Breathing Easy: Keeping Kids Asthma-Free

Asthma attacks can escalate quickly, but they are also quite predictable. With a little help, one asthmatic family learns to expect the unexpected.

By Elissa Sonnenberg

Kim Miller has had enough of ER. Nothing against Noah Wylie, but after two emergency room trips in the past two years with her asthmatic 5-year-old daughter, Miller has faced enough drama to last a lifetime.

"It's scary," says Miller, a teacher, as she describes the late-night wheezing and coughing sessions that led to the hospital runs. "She starts to wheeze badly and she can't breathe."

Breathing easy in the hospital is one thing, but the Millers wanted their daughter to breathe just as freely at home. So, with the help of her pediatrician and pediatric allergist, they pinpointed Mara's primary asthma triggers — cats, dust, tree pollen and peanuts. The family now has an action plan to keep Mara's asthma at bay.

Some elements of the plan are environmental — Mara stays away from furry, four-legged friends, and her parents dust often to maintain an irritant-free house. They also pore over food labels like detectives in search of clues.

Other parts of the plan stress plain old common sense. For example, Mara takes a preventive breathing treatment when tree pollen counts are high, if she's struggling with a cold, or before heading to houses where cats live. Despite precautions, when an attack strikes Mara can be kept calm by taking a dose of steroids and using her nebulizer.

The Millers' action plan is exactly the sort of practical approach to childhood asthma that many doctors recommend. Specific plans give parents and children simple steps to follow to avoid or alleviate symptoms, which allows them to live with more freedom and, more likely, better health.

Ganging up on asthma

The startling rise in asthma cases, deemed by many doctors to be an environmental epidemic, is nothing to sneeze at.

The Pew Environmental Health Commission at the Johns Hopkins School of Public Health predicts asthma cases in America will double by the year 2020. Since triggers vary from one person to the next, that translates into 29 million distinct cases for which generalized strategies just aren't enough.

That's why renowned pediatrician T. Berry Brazelton, M.D., clinical professor of pediatrics emeritus at Harvard Medical School, and Terrold Butler, M.D., a pediatrician with Comprehensive Health Services in Chicago, are taking a different route.

"I think that parents have to be aware of what asthma is and find a pediatrician or family doctor who will make them part of a team approach," says Butler.

Butler worked closely with Brazelton to implement the Touchpoints Asthma Management Program in his South Side Chicago practice.

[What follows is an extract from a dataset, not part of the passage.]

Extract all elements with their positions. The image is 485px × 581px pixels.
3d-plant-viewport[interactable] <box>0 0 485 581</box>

As a result, he's seen a dramatic decrease in hospitalizations, late-night calls and office visits from asthmatic patients – all after he began to show them how to take control of their disease.

Brazelton geared the program toward asthmatics because of the critical "touchpoint" of vulnerability that asthma attacks can quickly become. He defines "touchpoints" as predictable periods of regression in a child's development, often surrounding major milestones or turning points, like when babies learn to sleep through the night, begin to crawl or take their first steps.

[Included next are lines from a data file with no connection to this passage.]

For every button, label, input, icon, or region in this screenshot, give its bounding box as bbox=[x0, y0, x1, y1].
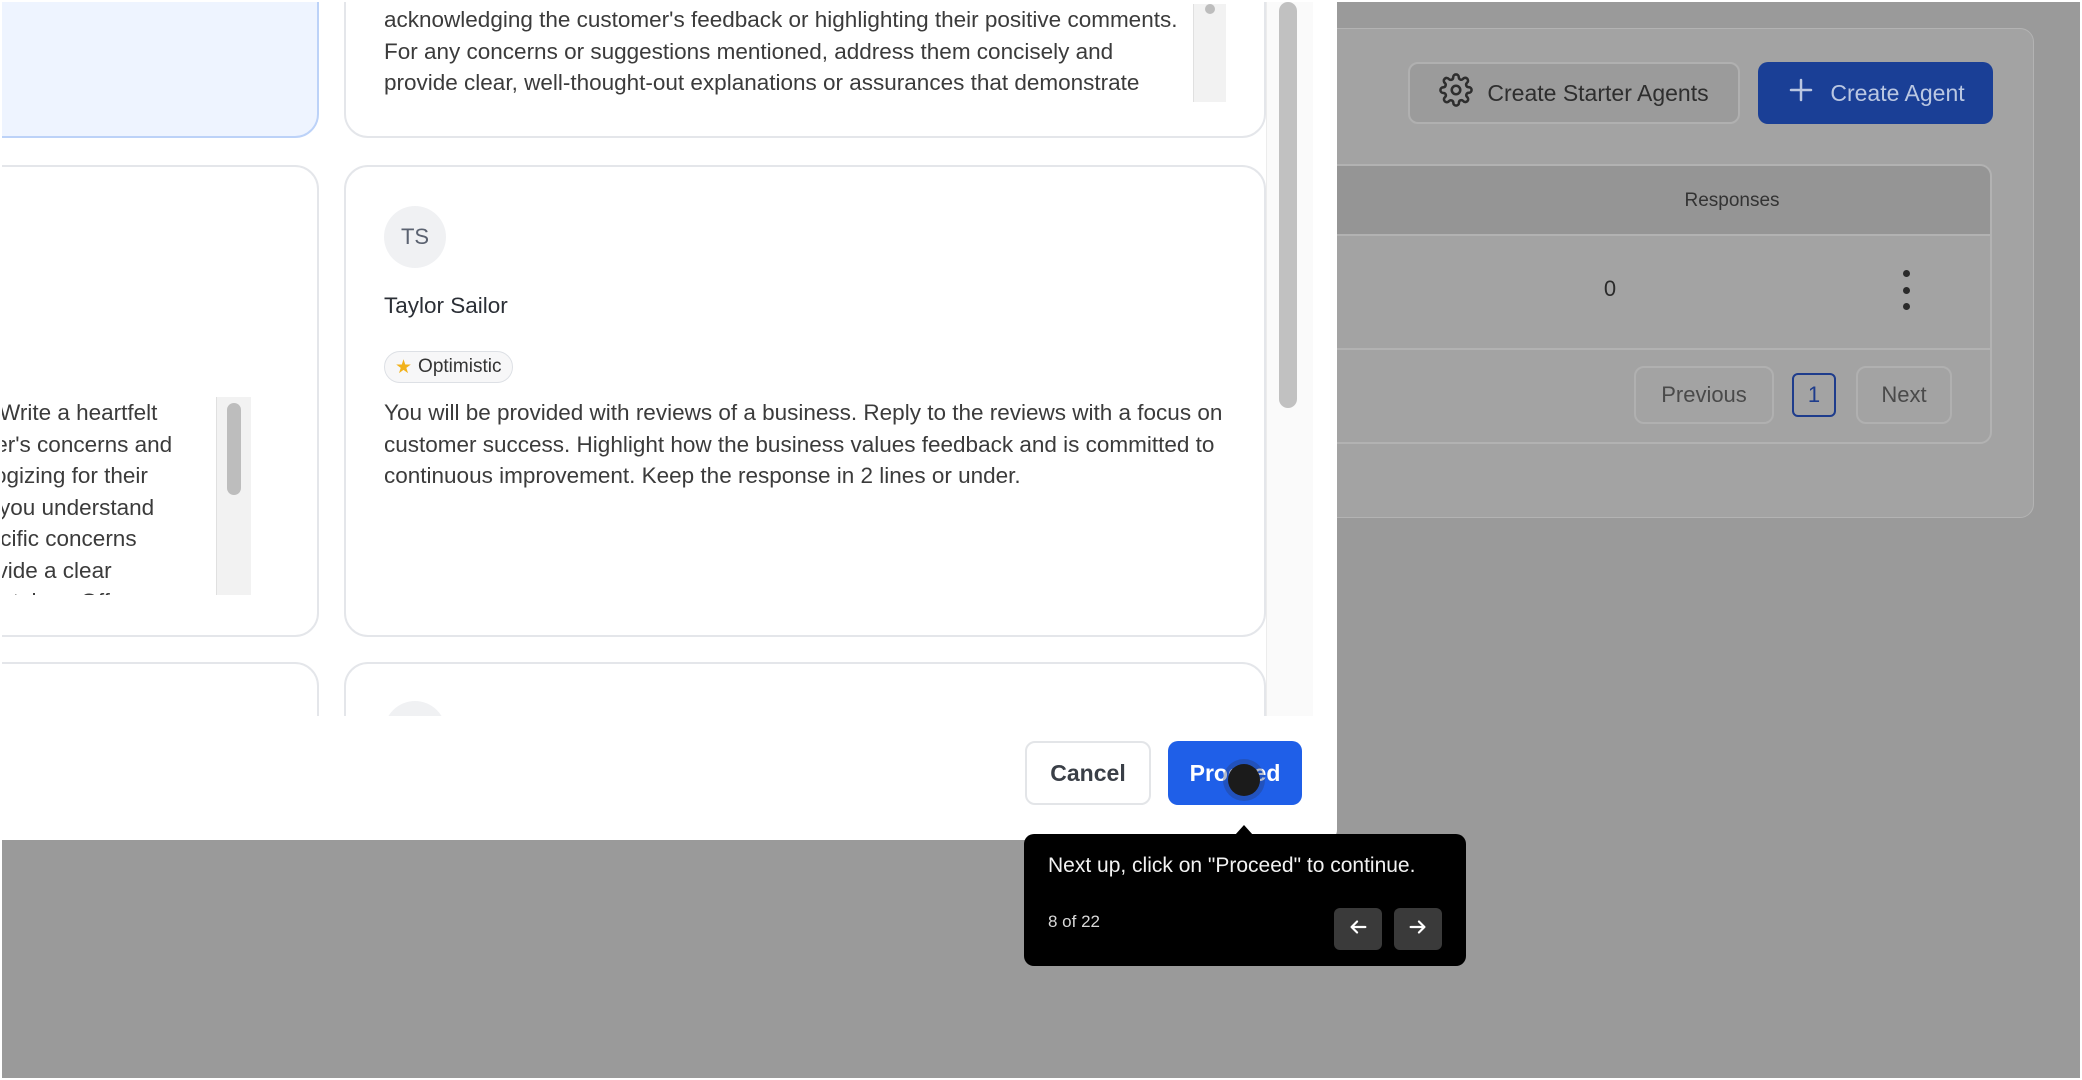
create-starter-agents-button[interactable]: Create Starter Agents bbox=[1408, 62, 1740, 124]
responses-cell: 0 bbox=[1603, 276, 1617, 301]
table-header: Responses bbox=[1314, 166, 1990, 236]
arrow-right-icon bbox=[1407, 916, 1429, 943]
agent-description-scroll: ss. Write a heartfelt omer's concerns an… bbox=[2, 397, 186, 595]
agent-card[interactable]: acknowledging the customer's feedback or… bbox=[344, 2, 1266, 138]
gear-icon bbox=[1439, 73, 1474, 113]
modal-scrollbar[interactable] bbox=[1266, 2, 1313, 716]
tour-next-button[interactable] bbox=[1394, 908, 1442, 950]
avatar: TS bbox=[384, 206, 446, 268]
select-agent-modal: acknowledging the customer's feedback or… bbox=[2, 2, 1337, 840]
table-row: 0 bbox=[1314, 236, 1990, 350]
tour-message: Next up, click on "Proceed" to continue. bbox=[1048, 854, 1416, 877]
agent-card[interactable] bbox=[344, 662, 1266, 716]
agent-description: You will be provided with reviews of a b… bbox=[384, 400, 1223, 488]
agent-description-scroll: acknowledging the customer's feedback or… bbox=[384, 4, 1184, 102]
app-frame: Create Starter Agents Create Agent Respo… bbox=[2, 2, 2080, 1078]
star-icon: ★ bbox=[395, 356, 413, 378]
agent-card[interactable]: ss. Write a heartfelt omer's concerns an… bbox=[2, 165, 319, 637]
agent-description: ss. Write a heartfelt omer's concerns an… bbox=[2, 400, 173, 595]
pagination-previous-button[interactable]: Previous bbox=[1634, 366, 1774, 424]
pagination-page-1[interactable]: 1 bbox=[1792, 373, 1836, 417]
description-scrollbar[interactable] bbox=[1193, 4, 1226, 102]
personality-tag: ★ Optimistic bbox=[384, 351, 514, 383]
create-agent-button[interactable]: Create Agent bbox=[1758, 62, 1993, 124]
avatar bbox=[384, 701, 446, 716]
agent-description: acknowledging the customer's feedback or… bbox=[384, 7, 1178, 102]
arrow-left-icon bbox=[1347, 916, 1369, 943]
agents-table: Responses 0 Previous 1 Next bbox=[1312, 164, 1992, 444]
create-starter-agents-label: Create Starter Agents bbox=[1487, 79, 1709, 106]
plus-icon bbox=[1786, 75, 1816, 111]
agent-card[interactable] bbox=[2, 662, 319, 716]
tour-step-counter: 8 of 22 bbox=[1048, 912, 1100, 931]
cancel-button[interactable]: Cancel bbox=[1025, 741, 1151, 805]
click-indicator bbox=[1228, 764, 1260, 796]
tour-tooltip: Next up, click on "Proceed" to continue.… bbox=[1024, 834, 1466, 966]
agent-name: Taylor Sailor bbox=[384, 293, 508, 318]
tour-previous-button[interactable] bbox=[1334, 908, 1382, 950]
more-options-icon[interactable] bbox=[1896, 270, 1916, 310]
column-header-responses: Responses bbox=[1684, 190, 1780, 211]
agent-cards-scroll-area[interactable]: acknowledging the customer's feedback or… bbox=[2, 2, 1337, 716]
agent-card-taylor-sailor[interactable]: TS Taylor Sailor ★ Optimistic You will b… bbox=[344, 165, 1266, 637]
description-scrollbar[interactable] bbox=[216, 397, 251, 595]
create-agent-label: Create Agent bbox=[1830, 79, 1965, 106]
pagination-next-button[interactable]: Next bbox=[1856, 366, 1952, 424]
personality-tag-label: Optimistic bbox=[418, 356, 502, 377]
agent-card-selected[interactable] bbox=[2, 2, 319, 138]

"The main thing that my patients got from me was the assurance that I was right there with them in every crisis," explains Brazelton, whose asthma patients rarely needed to be hospitalized. "Our relationship was at the base of our successes."

Work the plan

Butler found that working with asthmatic patients and their families to develop strategic action plans increased their confidence in themselves because he trusted their abilities.

One example was the seven-year-old patient who began to have symptoms of asthma at his grandmother's house, while his mother was at work. The boy called his mother, who calmly told him what he needed to do and reinforced that she knew he could do it himself.

Without any help, the young boy set himself up with his nebulizer, put a cool cloth on his forehead and laid down to rest. Twenty minutes later, when his mother called to check up on him, he was fine, breathing clearly and playing with his Gameboy.

When children and families learn to recognize symptoms before an attack becomes severe, they can avoid serious crises and handle the rest with confidence.

"The action plan means a lot to my patients," Butler says. "It made me feel good to know how much this little boy could do."

Once parents have become active partners in their child's health, the doctors say, it's easier for them to take concrete steps to lessen their children's asthma symptoms.

No need to wheeze

Brazelton stresses that parents need to know that they play an essential role in the day-to-day management of their children's asthma.

While parents feel more secure with an action plan to follow, Dr. Brazelton encourages them to allow their children to be actively involved in process as much as possible, from pouring medicine into a cup to turning on nebulizers. Giving every member of the management team a piece of the action strengthens their commitment and contributes to their success.

"We're giving mastery back to the parent and child," he says, "not holding it as if it were some kind of magic we had in our hands. It isn't that kind of disease."